Gratuit grâce à la solidarité

« Si on peut éviter l’ouverture d’une procédure collective », c’est-à-dire une cessation de paiement, la présidente du Tribunal se dira déjà satisfaite. La juriste de la MSA Bourgogne, Céline Lescouzeres l’explique autrement : « quand le tribunal rend sa décision, la MSA se met en route », souvent pour tenter de récupérer les impayés de charges sociales, « alors que la MSA est très favorable à ce type d’échanges avec Agrisolidarité », avec qui la MSA travaille quotidiennement presque, pour donner du temps aux agriculteurs en difficulté et échelonner si possible les remboursements. C’est le double rôle de la MSA, ne pas léser l’intérêt et la défense sociale collective et en même temps, accompagner les agriculteurs. « Agrisolidarité est neutre », rappelle Violaine Bigot. « Nous ne voulons laisser aucun agriculteur dans la nature en difficultés, isolé ou même dans un mal-être s’installant », insiste son président, qui craint plus que tout l’isolement ou descente aux enfers.

Pour l’agriculteur, pour cet accompagnement, une simple contribution forfaitaire (100 €) est demandée, plus pour ancrer l’engagement moral réciproque. Le vrai coût de l’accompagnement est en réalité pris en charge par les organismes intervenants, la MSA et la chambre d’Agriculture.

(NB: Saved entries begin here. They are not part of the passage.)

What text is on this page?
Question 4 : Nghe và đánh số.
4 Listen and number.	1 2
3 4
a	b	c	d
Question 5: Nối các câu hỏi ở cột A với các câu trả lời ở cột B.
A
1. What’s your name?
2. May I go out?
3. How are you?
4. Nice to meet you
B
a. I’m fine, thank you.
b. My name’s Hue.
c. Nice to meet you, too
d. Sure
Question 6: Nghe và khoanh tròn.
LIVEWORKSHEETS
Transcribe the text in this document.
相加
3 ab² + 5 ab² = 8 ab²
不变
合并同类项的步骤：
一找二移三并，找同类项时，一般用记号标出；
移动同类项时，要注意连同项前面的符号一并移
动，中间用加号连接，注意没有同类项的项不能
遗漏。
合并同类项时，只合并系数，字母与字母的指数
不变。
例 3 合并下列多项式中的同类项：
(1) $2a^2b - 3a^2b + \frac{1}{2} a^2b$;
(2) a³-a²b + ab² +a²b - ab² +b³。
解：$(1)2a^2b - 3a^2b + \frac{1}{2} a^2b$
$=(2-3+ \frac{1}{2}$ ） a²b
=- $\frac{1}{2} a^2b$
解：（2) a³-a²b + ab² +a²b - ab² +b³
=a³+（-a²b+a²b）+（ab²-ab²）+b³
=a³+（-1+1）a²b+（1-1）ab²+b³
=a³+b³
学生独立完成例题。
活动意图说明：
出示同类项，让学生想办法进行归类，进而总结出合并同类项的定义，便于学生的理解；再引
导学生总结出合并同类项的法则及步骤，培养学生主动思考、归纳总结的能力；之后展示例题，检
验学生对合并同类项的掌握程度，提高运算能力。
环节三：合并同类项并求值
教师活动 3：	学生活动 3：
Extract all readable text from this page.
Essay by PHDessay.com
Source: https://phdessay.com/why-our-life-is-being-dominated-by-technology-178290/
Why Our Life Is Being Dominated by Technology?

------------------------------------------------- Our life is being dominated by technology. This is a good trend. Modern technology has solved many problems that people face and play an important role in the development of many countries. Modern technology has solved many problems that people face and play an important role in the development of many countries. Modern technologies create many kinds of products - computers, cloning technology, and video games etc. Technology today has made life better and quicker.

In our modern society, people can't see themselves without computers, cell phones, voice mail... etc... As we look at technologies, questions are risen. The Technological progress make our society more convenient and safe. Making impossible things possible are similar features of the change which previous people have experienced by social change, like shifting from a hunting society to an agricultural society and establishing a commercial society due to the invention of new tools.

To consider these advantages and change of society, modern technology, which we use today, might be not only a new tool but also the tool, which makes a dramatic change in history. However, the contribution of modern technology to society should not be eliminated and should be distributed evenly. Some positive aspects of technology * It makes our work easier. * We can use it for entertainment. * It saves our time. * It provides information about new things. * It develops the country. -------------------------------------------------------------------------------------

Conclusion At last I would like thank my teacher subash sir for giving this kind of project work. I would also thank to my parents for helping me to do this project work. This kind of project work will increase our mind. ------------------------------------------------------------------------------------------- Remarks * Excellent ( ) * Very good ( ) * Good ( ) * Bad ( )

L’aide précieuse des partenaires est essentielle (Conseil Départemental, Crédit Agricole, certaines collectivités locales).

La protection de la justice

Généralement, le passage au Tribunal est la résultante d’une accumulation de difficultés. « Souvent, cela commence par l’arrêt des services du comptable, qui ne fait plus les déclarations. Les impayés et dettes s’accumulent. Et d’autres difficultés sous-jacentes que la MSA ne peut détecter », ni le Tribunal. Agrisolidarité est aussi là pour être à l’écoute, bien en amont. Et pour dédramatiser si possible le fait de demander au plus tôt l’aide du tribunal, qui saisit à temps, offre des solutions à l’amiable un peu plus faciles à mettre en œuvre et avec de meilleures chances de réussite de se sortir des difficultés, avant l'excès d'impayés de partout. Ce que tous les signataires du jour espéraient sincèrement. Cette convention, d’un genre nouveau, aurait tout intérêt à être signée partout en France.